Choose a traditional Christmas Yule Log cake recipe and create a beautifully decorated cake to serve on Christmas Eve. The log-like cake symbolizes the ancient custom of the Yule Log that burned for twelve nights until Epiphany.
However, these homemade cakes won't last twelve nights as the original oak logs did. They are far too tempting and delicious!
Our family enjoys a Yule Log for dessert on Christmas Eve after a midnight church service. When the children were little, we would serve the Yule cake and sing Happy Birthday to Jesus. Why not make a traditional dessert cake for your Christmas this year?
Mom's Recipe Scrapbooks (1920s)
1/4 cup butter
3/4 cup fine sugar
3 eggs, separated
2/3 cup sifted all-purpose flour
1-1/2 teaspoons baking powder
1/2 teaspoon baking soda
1/4 teaspoon salt
1-3/4 cups graham wafers, finely rolled
3/4 cup buttermilk or sour milk
Line a 10 x 15-inch jelly roll pan with waxed paper. Do not grease. Cream butter and sugar. Add egg yolks and beat well. Sift dry ingredients and add alternately to creamed mixture with milk. Fold in stiffly beaten egg whites and wafer crumbs.
Bake at 350°F for 20 minutes. Turn out immediately onto a damp towel liberally sprinkled with fine sugar.
Carefully remove waxed paper, trim crusts. Roll cake up along narrow edge.
When cool, partially unroll, then fill, and frost with lemon flavored whipped cream. Chocolate frosting can be substituted for the whipped cream called for in this Christmas Yule Log Cake recipe. Delicious either way.
Five ounces fruit sugar, 5 ounces flour, five eggs. Beat fruit sugar and yolks of eggs together until light. Add flour gradually, and then fold in the stiffly beaten egg whites. Spread on shallow pan, covered with greased paper, and bake in moderate oven.
When cool spread with a boiled custard, roll like a jelly roll, leaving a hole in the center, which can be filled with whipped cream.
Decorating a Yule Log is easy. Just cover cake with mocha frosting, "ridge" sides roughly with a fork (see photo), sprinkle with finely chopped pistachio nuts (optional), and lightly dust with icing sugar for snow (optional).
A sprig of holly for decoration is traditional. Cut both ends on an angle to represent a Yule Log. Very Good!
Yule Log cakes are part of an old Christmas tradition. "Yule" is simply another word for Christmas, while "Yuletide" refers to the Christmas season.
The word Yule is thought to have originated with an ancient pre-Christian harvest festival held in November.
The Yule Log is an ancient custom that survived into Christian times. A huge oak log was carried into the dining hall amid much celebration and lighted on Christmas Eve.
Then, the log was burnt each night until Epiphany, the feast of Twelfth Night, to symbolize the power of God's Light to conquer darkness.

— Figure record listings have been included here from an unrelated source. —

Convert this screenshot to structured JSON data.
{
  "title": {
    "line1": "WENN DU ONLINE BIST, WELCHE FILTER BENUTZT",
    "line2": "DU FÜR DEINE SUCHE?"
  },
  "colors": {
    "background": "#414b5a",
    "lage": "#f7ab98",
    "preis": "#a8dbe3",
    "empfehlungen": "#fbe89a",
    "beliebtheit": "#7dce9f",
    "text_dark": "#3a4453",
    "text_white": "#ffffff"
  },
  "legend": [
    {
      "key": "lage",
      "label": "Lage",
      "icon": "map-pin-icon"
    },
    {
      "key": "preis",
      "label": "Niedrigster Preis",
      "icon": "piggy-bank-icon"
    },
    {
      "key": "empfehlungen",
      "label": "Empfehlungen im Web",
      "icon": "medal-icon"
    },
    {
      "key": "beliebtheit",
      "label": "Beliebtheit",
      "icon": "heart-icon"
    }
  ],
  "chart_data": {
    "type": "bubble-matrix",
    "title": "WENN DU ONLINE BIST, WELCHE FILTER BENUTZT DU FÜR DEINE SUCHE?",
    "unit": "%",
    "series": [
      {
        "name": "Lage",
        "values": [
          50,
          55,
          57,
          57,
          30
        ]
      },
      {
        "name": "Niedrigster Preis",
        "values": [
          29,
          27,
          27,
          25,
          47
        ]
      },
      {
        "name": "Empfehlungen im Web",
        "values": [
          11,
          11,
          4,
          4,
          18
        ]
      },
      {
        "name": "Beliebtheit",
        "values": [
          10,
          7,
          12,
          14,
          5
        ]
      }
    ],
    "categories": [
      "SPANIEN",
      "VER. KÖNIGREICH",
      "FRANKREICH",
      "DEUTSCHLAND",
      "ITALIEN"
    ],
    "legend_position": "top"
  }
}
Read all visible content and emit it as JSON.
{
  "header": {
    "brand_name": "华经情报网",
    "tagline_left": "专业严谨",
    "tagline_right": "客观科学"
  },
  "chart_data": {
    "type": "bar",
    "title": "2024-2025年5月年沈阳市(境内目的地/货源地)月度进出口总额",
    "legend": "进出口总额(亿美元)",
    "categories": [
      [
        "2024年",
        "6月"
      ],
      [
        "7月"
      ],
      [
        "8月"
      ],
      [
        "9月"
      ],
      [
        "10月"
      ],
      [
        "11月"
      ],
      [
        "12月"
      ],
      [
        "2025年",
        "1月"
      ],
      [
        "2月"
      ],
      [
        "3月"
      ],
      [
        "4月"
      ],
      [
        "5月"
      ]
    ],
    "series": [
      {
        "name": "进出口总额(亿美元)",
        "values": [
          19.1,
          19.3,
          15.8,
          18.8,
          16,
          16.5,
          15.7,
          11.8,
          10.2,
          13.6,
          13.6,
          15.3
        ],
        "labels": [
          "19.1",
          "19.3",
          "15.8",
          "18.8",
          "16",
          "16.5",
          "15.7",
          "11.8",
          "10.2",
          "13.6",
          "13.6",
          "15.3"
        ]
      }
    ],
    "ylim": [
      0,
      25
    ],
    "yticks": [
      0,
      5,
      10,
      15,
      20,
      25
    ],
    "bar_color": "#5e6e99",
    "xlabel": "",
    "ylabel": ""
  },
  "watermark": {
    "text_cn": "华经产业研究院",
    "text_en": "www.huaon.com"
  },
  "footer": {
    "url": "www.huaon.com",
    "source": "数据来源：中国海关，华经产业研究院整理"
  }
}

After the log had been extinguished, the remaining charcoal was kept until the following Christmas to kindle the next year's Yuletide Log. The charcoal was also believed to protect the house from lightning and fire throughout the year.
Now, the decorated log-shaped cakes have come to symbolize the ancient oak logs. In Quebec, these festive cakes are known as la Buche de Noel.
This Christmas, bake a traditional Yule Log cake using an old fashioned Christmas Yule Log cake recipe, and delight your family.
Xmas or X-mas has been commonly used as an abbreviation of the word Christmas since the 18th century and possibly earlier. The "X" comes from the Greek letter Chi, the first letter of the Greek word for Christ (Χριστός), and the "mas" comes from the Old English word for Mass.
There's also documented history of the use of the Greek letter Chi as a symbol of Christ and the cross. The Chi-Rho (☧) is an early Christian symbol representing Christ that's formed by superimposing the first two letters, Chi and Rho (XP), of the Greek word Χριστός translated as Christ.
Generations passed, and by the mid 20th century fewer English-speaking people understood Greek, and the historical origin of the term Xmas. A common misconception grew that the "X" had some negative, anti-Christian meaning and that its use showed disrespect.
Ironically, by spotlighting unfounded hearsay and denying the true meaning of the word Xmas, sincere people unknowingly contributed to what many had feared, a gradual secularization of Christmas.